Aber Kryptos funktionieren anders: Es gibt kein festes Kontrollorgan, niemanden, der überprüft, woher Ihre Bitcoins oder andere virtuelle Währungen kommen und was Sie damit machen. Dieser Zustand ist gewollt: Man darf die Ursprünge von Bitcoin und vor allem die Philosophie seiner ersten Nutzer nicht aus den Augen verlieren: Bitcoin entstand aus einer sehr libertären Idee, die den ersten Internetnutzern und Hackern eigen war. Das Internet war bei seiner Entstehung eine virtuelle Welt ohne jegliche Regeln, Regierungen oder klare hierarchische Strukturen.
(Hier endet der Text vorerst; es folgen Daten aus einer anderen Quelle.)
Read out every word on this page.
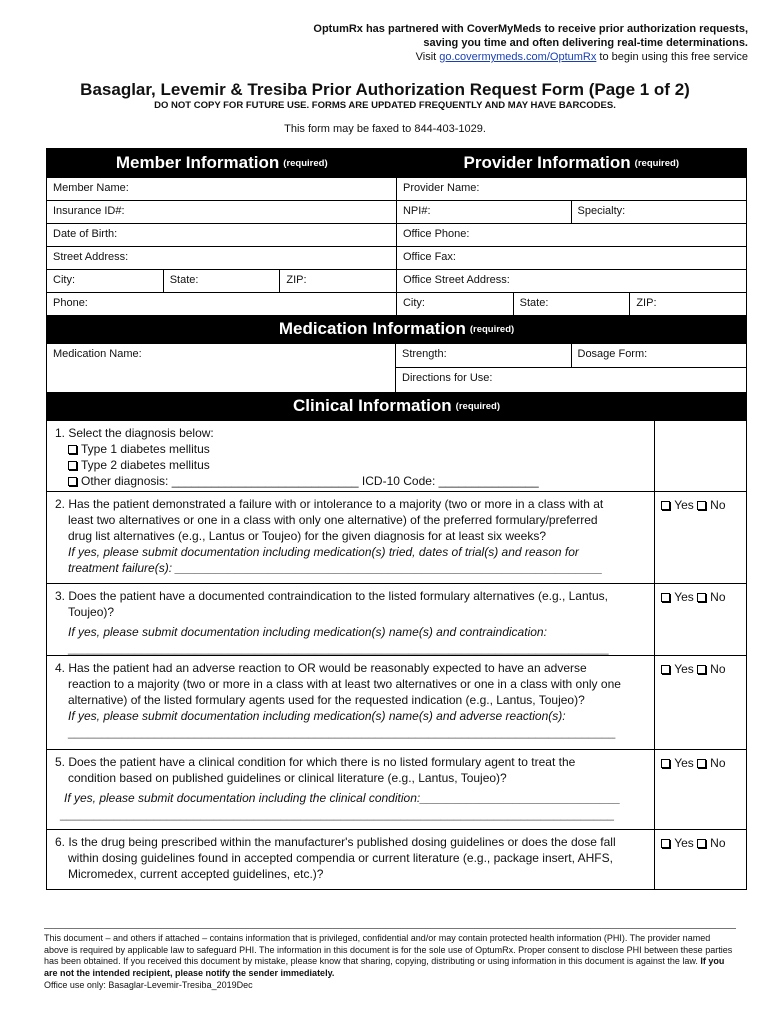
OptumRx has partnered with CoverMyMeds to receive prior authorization requests,
saving you time and often delivering real-time determinations.
Visit go.covermymeds.com/OptumRx to begin using this free service
Basaglar, Levemir & Tresiba Prior Authorization Request Form (Page 1 of 2)
DO NOT COPY FOR FUTURE USE. FORMS ARE UPDATED FREQUENTLY AND MAY HAVE BARCODES.
This form may be faxed to 844-403-1029.
Member Information (required)	Provider Information (required)
Member Name:	Provider Name:
Insurance ID#:	NPI#:	Specialty:
Date of Birth:	Office Phone:
Street Address:	Office Fax:
City:	State:	ZIP:	Office Street Address:
Phone:	City:	State:	ZIP:
Medication Information (required)
Medication Name:	Strength:	Dosage Form:
Directions for Use:
Clinical Information (required)
1. Select the diagnosis below:
Type 1 diabetes mellitus
Type 2 diabetes mellitus
Other diagnosis: ____________________________ ICD-10 Code: _______________
2. Has the patient demonstrated a failure with or intolerance to a majority (two or more in a class with at
least two alternatives or one in a class with only one alternative) of the preferred formulary/preferred
drug list alternatives (e.g., Lantus or Toujeo) for the given diagnosis for at least six weeks?
If yes, please submit documentation including medication(s) tried, dates of trial(s) and reason for
treatment failure(s): ________________________________________________________________
Yes No
3. Does the patient have a documented contraindication to the listed formulary alternatives (e.g., Lantus,
Toujeo)?
If yes, please submit documentation including medication(s) name(s) and contraindication:
_________________________________________________________________________________
Yes No
4. Has the patient had an adverse reaction to OR would be reasonably expected to have an adverse
reaction to a majority (two or more in a class with at least two alternatives or one in a class with only one
alternative) of the listed formulary agents used for the requested indication (e.g., Lantus, Toujeo)?
If yes, please submit documentation including medication(s) name(s) and adverse reaction(s):
__________________________________________________________________________________
Yes No
5. Does the patient have a clinical condition for which there is no listed formulary agent to treat the
condition based on published guidelines or clinical literature (e.g., Lantus, Toujeo)?
If yes, please submit documentation including the clinical condition:______________________________
___________________________________________________________________________________
Yes No
6. Is the drug being prescribed within the manufacturer's published dosing guidelines or does the dose fall
within dosing guidelines found in accepted compendia or current literature (e.g., package insert, AHFS,
Micromedex, current accepted guidelines, etc.)?
Yes No
This document – and others if attached – contains information that is privileged, confidential and/or may contain protected health information (PHI). The provider named above is required by applicable law to safeguard PHI. The information in this document is for the sole use of OptumRx. Proper consent to disclose PHI between these parties has been obtained. If you received this document by mistake, please know that sharing, copying, distributing or using information in this document is against the law. If you are not the intended recipient, please notify the sender immediately.
Office use only: Basaglar-Levemir-Tresiba_2019Dec
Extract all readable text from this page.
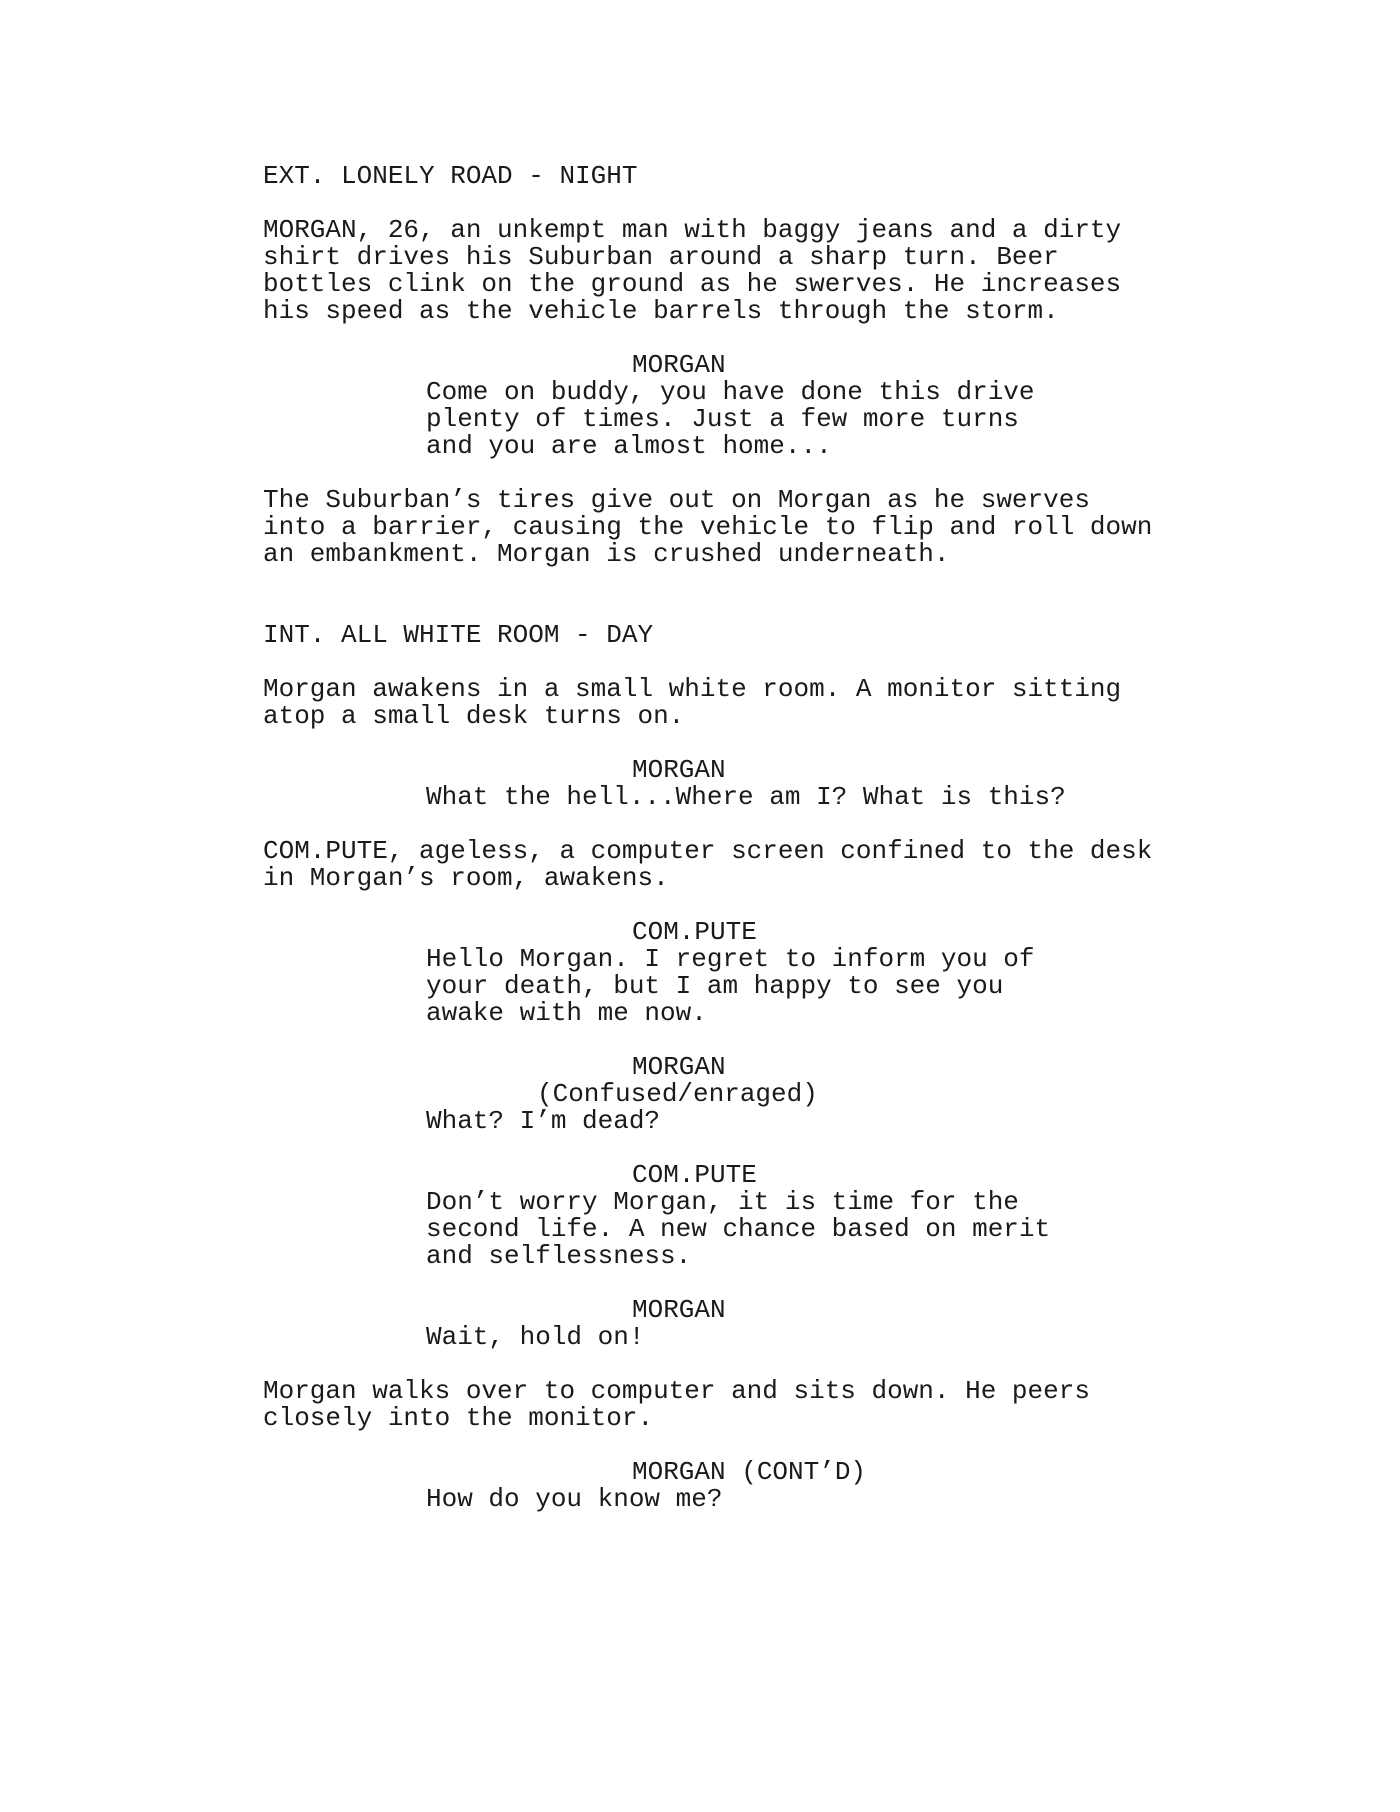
EXT. LONELY ROAD - NIGHT

MORGAN, 26, an unkempt man with baggy jeans and a dirty

shirt drives his Suburban around a sharp turn. Beer

bottles clink on the ground as he swerves. He increases

his speed as the vehicle barrels through the storm.

MORGAN

Come on buddy, you have done this drive

plenty of times. Just a few more turns

and you are almost home...

The Suburban’s tires give out on Morgan as he swerves

into a barrier, causing the vehicle to flip and roll down

an embankment. Morgan is crushed underneath.

INT. ALL WHITE ROOM - DAY

Morgan awakens in a small white room. A monitor sitting

atop a small desk turns on.

MORGAN

What the hell...Where am I? What is this?

COM.PUTE, ageless, a computer screen confined to the desk

in Morgan’s room, awakens.

COM.PUTE

Hello Morgan. I regret to inform you of

your death, but I am happy to see you

awake with me now.

MORGAN

(Confused/enraged)

What? I’m dead?

COM.PUTE

Don’t worry Morgan, it is time for the

second life. A new chance based on merit

and selflessness.

MORGAN

Wait, hold on!

Morgan walks over to computer and sits down. He peers

closely into the monitor.

MORGAN (CONT’D)

How do you know me?
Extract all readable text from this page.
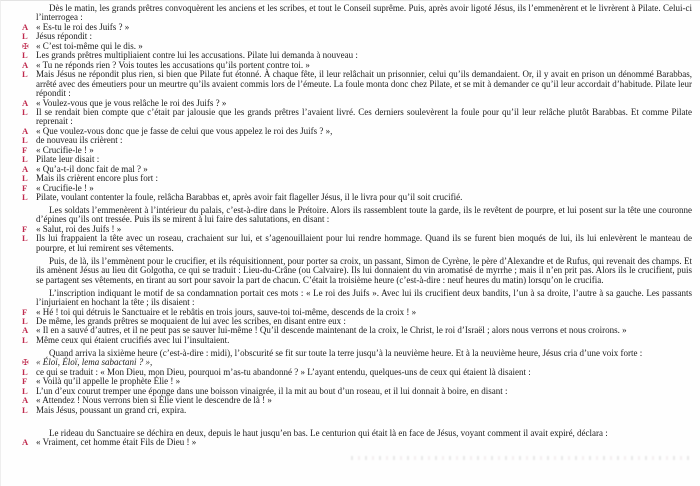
Dès le matin, les grands prêtres convoquèrent les anciens et les scribes, et tout le Conseil suprême. Puis, après avoir ligoté Jésus, ils l’emmenèrent et le livrèrent à Pilate. Celui-ci l’interrogea :
A « Es-tu le roi des Juifs ? »
L Jésus répondit :
✠ « C’est toi-même qui le dis. »
L Les grands prêtres multipliaient contre lui les accusations. Pilate lui demanda à nouveau :
A « Tu ne réponds rien ? Vois toutes les accusations qu’ils portent contre toi. »
L Mais Jésus ne répondit plus rien, si bien que Pilate fut étonné. À chaque fête, il leur relâchait un prisonnier, celui qu’ils demandaient. Or, il y avait en prison un dénommé Barabbas, arrêté avec des émeutiers pour un meurtre qu’ils avaient commis lors de l’émeute. La foule monta donc chez Pilate, et se mit à demander ce qu’il leur accordait d’habitude. Pilate leur répondit :
A « Voulez-vous que je vous relâche le roi des Juifs ? »
L Il se rendait bien compte que c’était par jalousie que les grands prêtres l’avaient livré. Ces derniers soulevèrent la foule pour qu’il leur relâche plutôt Barabbas. Et comme Pilate reprenait :
A « Que voulez-vous donc que je fasse de celui que vous appelez le roi des Juifs ? »,
L de nouveau ils crièrent :
F « Crucifie-le ! »
L Pilate leur disait :
A « Qu’a-t-il donc fait de mal ? »
L Mais ils crièrent encore plus fort :
F « Crucifie-le ! »
L Pilate, voulant contenter la foule, relâcha Barabbas et, après avoir fait flageller Jésus, il le livra pour qu’il soit crucifié.
Les soldats l’emmenèrent à l’intérieur du palais, c’est-à-dire dans le Prétoire. Alors ils rassemblent toute la garde, ils le revêtent de pourpre, et lui posent sur la tête une couronne d’épines qu’ils ont tressée. Puis ils se mirent à lui faire des salutations, en disant :
F « Salut, roi des Juifs ! »
L Ils lui frappaient la tête avec un roseau, crachaient sur lui, et s’agenouillaient pour lui rendre hommage. Quand ils se furent bien moqués de lui, ils lui enlevèrent le manteau de pourpre, et lui remirent ses vêtements.
Puis, de là, ils l’emmènent pour le crucifier, et ils réquisitionnent, pour porter sa croix, un passant, Simon de Cyrène, le père d’Alexandre et de Rufus, qui revenait des champs. Et ils amènent Jésus au lieu dit Golgotha, ce qui se traduit : Lieu-du-Crâne (ou Calvaire). Ils lui donnaient du vin aromatisé de myrrhe ; mais il n’en prit pas. Alors ils le crucifient, puis se partagent ses vêtements, en tirant au sort pour savoir la part de chacun. C’était la troisième heure (c’est-à-dire : neuf heures du matin) lorsqu’on le crucifia.
L’inscription indiquant le motif de sa condamnation portait ces mots : « Le roi des Juifs ». Avec lui ils crucifient deux bandits, l’un à sa droite, l’autre à sa gauche. Les passants l’injuriaient en hochant la tête ; ils disaient :
F « Hé ! toi qui détruis le Sanctuaire et le rebâtis en trois jours, sauve-toi toi-même, descends de la croix ! »
L De même, les grands prêtres se moquaient de lui avec les scribes, en disant entre eux :
A « Il en a sauvé d’autres, et il ne peut pas se sauver lui-même ! Qu’il descende maintenant de la croix, le Christ, le roi d’Israël ; alors nous verrons et nous croirons. »
L Même ceux qui étaient crucifiés avec lui l’insultaient.
Quand arriva la sixième heure (c’est-à-dire : midi), l’obscurité se fit sur toute la terre jusqu’à la neuvième heure. Et à la neuvième heure, Jésus cria d’une voix forte :
✠ « Éloï, Éloï, lema sabactani ? »,
L ce qui se traduit : « Mon Dieu, mon Dieu, pourquoi m’as-tu abandonné ? » L’ayant entendu, quelques-uns de ceux qui étaient là disaient :
F « Voilà qu’il appelle le prophète Élie ! »
L L’un d’eux courut tremper une éponge dans une boisson vinaigrée, il la mit au bout d’un roseau, et il lui donnait à boire, en disant :
A « Attendez ! Nous verrons bien si Élie vient le descendre de là ! »
L Mais Jésus, poussant un grand cri, expira.
Le rideau du Sanctuaire se déchira en deux, depuis le haut jusqu’en bas. Le centurion qui était là en face de Jésus, voyant comment il avait expiré, déclara :
A « Vraiment, cet homme était Fils de Dieu ! »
Eine echte Neuheit für die Welt, eine Entdeckung, die in ihren Auswirkungen der «Entdeckung» Amerikas durch Christoph Kolumbus ähnelt: Es gibt ein neues Land zu erforschen, während man dachte, man hätte schon alles gesehen und alles getan. Wer weiss, was diese neue Welt uns zu bieten hat? In dieser Geisteshaltung wuchsen den ersten "Siedlern", den ersten regelmäßigen Nutzern des Internets, schnell die Flügel der Unabhängigkeit. Die Idee, sich von der alten Welt und den alten Denkmustern zu befreien, ist eine direkte und natürliche Folge dieser Entdeckung. Und dieser Paradigmenwechsel führt zwangsläufig zu einer Änderung der üblichen Herangehensweise an die Wirtschaft, denn, ob wir es wollen oder nicht, die Wirtschaft nimmt in unserer Kultur und Gesellschaft einen gigantischen Platz ein. Die Nutzerinnen und Nutzer von Kryptowährungen wollen also unter keinen Umständen einem hierarchisch übergeordneten Kontrollorgan unterstellt werden, da dies eine Rückkehr zu einem klassischen, alten Modell bedeuten würde. 

 

Diese Situation hat zwei wichtige Konsequenzen, eine positive und eine negative. Die negative ist offensichtlich: Kryptos sind bei Kriminellen besonders beliebt, da es keinen Bänker gibt, der dem Finanzamt oder der Polizei Bericht erstattet. Die positive ist: Sie bieten einen unvergleichlichen und heute unnachahmlichen Raum wirtschaftlicher Freiheit. In einer Zeit, in der Leute wie Edward Snowden vor der Beteiligung von Staaten oder privaten Unternehmen an unserem Leben gewarnt haben und immer noch warnen, ist es im 21. Jahrhundert - sechs Jahrhunderte nach der Entdeckung Amerikas - ein wahres Wunder, einen Raum ohne Überwachung, ein unberührtes und neues Land zu haben. 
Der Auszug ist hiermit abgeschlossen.